Lukic’s system demands an understanding of the game, thinking 1-2 steps ahead of the opposition and exhibiting perfect positioning. It’s the only way for a player to hide deficiencies on the court. Lukic has turned around plenty careers simply by imparting a basic understanding of these principles. Now it’s Czerapowicz’s chance. If he can break through on defense, top clubs will be clamoring for his services by the New Year. But if not, he’ll leave fans and coaches wondering what could have been.
Astana is taking a completely new approach to the 2018-19 campaign after not extending Mikhail Karpenko and turning the team over to Emil Rajkovic. It looks like a brilliant acquisition. With the Macedonian’s arrival, the VTB United League gains another unique approach to the game. Rajkovic found success in Poland, where Stal twice finished in the top three of a challenging league. The same was true in Macedonia, where he thrice won the league. Even in the Macedonian youth ranks, he was able to implement his style of play no matter the age of the players. Rajkovic depends on creative, nonstop pick-and-rolls (he’s even known for using classic big men, which is a rarity these days), aggressively disrupting fast breaks and sudden changes in tempo. It should also be noted that several of Astana’s newcomers have experience playing in top leagues, which means the Kazakh club could be a major threat this season.
If you had any doubt about the summer’s biggest project, look no further than Kalev.

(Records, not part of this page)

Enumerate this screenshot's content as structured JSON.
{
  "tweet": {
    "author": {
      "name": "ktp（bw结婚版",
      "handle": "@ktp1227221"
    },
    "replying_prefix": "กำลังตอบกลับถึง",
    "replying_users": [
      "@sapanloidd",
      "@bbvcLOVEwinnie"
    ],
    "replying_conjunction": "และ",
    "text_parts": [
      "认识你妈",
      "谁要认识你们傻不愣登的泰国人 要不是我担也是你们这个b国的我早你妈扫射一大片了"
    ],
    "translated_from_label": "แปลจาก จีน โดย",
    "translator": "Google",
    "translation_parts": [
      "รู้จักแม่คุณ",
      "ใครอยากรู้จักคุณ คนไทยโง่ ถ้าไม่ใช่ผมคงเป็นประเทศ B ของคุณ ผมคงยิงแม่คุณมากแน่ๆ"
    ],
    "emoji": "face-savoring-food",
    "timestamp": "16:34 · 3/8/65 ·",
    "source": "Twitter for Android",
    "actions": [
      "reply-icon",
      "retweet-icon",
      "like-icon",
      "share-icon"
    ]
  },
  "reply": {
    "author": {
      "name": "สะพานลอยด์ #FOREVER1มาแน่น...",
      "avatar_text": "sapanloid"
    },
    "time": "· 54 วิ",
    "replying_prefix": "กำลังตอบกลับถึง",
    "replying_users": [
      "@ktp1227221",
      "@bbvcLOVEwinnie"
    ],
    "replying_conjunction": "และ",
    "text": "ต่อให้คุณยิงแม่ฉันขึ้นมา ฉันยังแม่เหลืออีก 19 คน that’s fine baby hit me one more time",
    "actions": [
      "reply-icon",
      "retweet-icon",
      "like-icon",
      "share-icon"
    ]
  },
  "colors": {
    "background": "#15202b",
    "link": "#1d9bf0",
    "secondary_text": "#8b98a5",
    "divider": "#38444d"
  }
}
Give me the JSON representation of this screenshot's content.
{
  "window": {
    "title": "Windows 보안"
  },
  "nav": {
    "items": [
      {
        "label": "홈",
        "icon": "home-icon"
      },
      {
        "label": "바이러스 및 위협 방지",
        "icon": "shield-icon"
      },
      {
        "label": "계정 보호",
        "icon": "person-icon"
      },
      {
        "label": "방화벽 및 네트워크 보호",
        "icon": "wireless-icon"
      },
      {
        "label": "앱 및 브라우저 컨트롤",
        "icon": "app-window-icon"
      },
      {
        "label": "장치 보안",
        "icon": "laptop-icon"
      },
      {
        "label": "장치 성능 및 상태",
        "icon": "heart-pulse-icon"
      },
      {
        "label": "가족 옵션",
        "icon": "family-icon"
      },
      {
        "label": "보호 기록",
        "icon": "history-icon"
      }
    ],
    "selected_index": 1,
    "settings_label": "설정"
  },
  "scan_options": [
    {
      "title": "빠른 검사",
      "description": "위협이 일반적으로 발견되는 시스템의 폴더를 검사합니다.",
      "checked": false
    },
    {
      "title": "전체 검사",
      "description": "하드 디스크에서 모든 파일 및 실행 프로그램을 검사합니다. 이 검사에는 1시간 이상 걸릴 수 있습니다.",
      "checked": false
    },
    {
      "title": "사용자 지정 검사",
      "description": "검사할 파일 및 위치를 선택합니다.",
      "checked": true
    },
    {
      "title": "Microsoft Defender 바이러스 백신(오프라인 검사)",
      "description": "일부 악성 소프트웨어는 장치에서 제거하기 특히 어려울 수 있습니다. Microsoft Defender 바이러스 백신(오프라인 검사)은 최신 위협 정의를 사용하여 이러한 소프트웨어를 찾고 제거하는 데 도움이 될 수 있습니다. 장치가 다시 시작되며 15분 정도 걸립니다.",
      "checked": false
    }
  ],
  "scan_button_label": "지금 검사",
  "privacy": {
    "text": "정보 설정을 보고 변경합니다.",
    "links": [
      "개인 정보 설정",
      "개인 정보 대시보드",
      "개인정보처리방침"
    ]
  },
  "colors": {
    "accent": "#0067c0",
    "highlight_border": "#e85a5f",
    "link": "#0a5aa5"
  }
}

Donaldas Kairys brought back the brains of the team in Branko Mirkovic, veteran captain Martin Dorbek, and built on the trustworthy duo with the acquisition of Kristjan Kangur, while supplementing with two-three role players. Since then, the Lithuanian has been busy implementing an up-tempo, aggressive approach. Kalev will not be overly dependent on an offense-first guard like Briscoe or lack mobility under the basket (sorry, Cedric Simmons). On paper–and judging by the preseason–the Baltic club did an excellent job of addressing last season’s deficiencies and could be in line for a first-ever VTB United League playoff appearance.

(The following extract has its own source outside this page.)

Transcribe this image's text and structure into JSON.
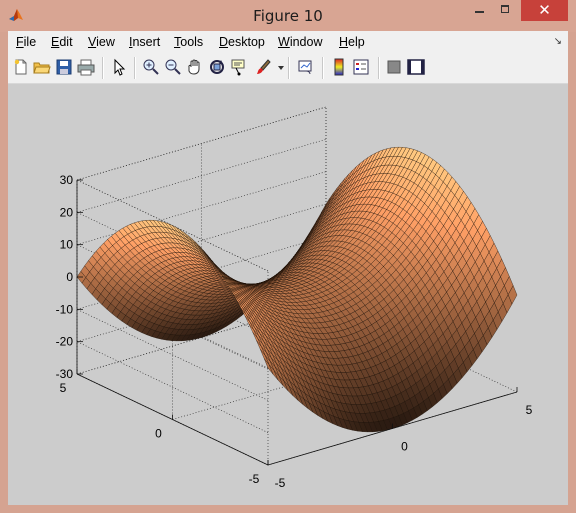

Ivan Almeida, meanwhile, was brought in to provide steady leadership and clutch offense. Don’t be distracted by his unlikely origins in Cape Verde–Almeida has spent the past five seasons playing against legitimate European competition, where he’s acquitted himself well. Take last season, for example, when the small forward was named the Polish league MVP. Those exploits followed a brilliant debut at Anvil, where he led the team to a Supercup title and picked up tournament MVP. Almeida knows how to win and how to do it. He’s not afraid of big opponents, either, after his time in France. Throw in Kairys’ reputation for developing fierce and effective competitors and it’s clear Kalev will be a threat this season. Alongside Almeida, Kairys has four more talented newbies raring to go.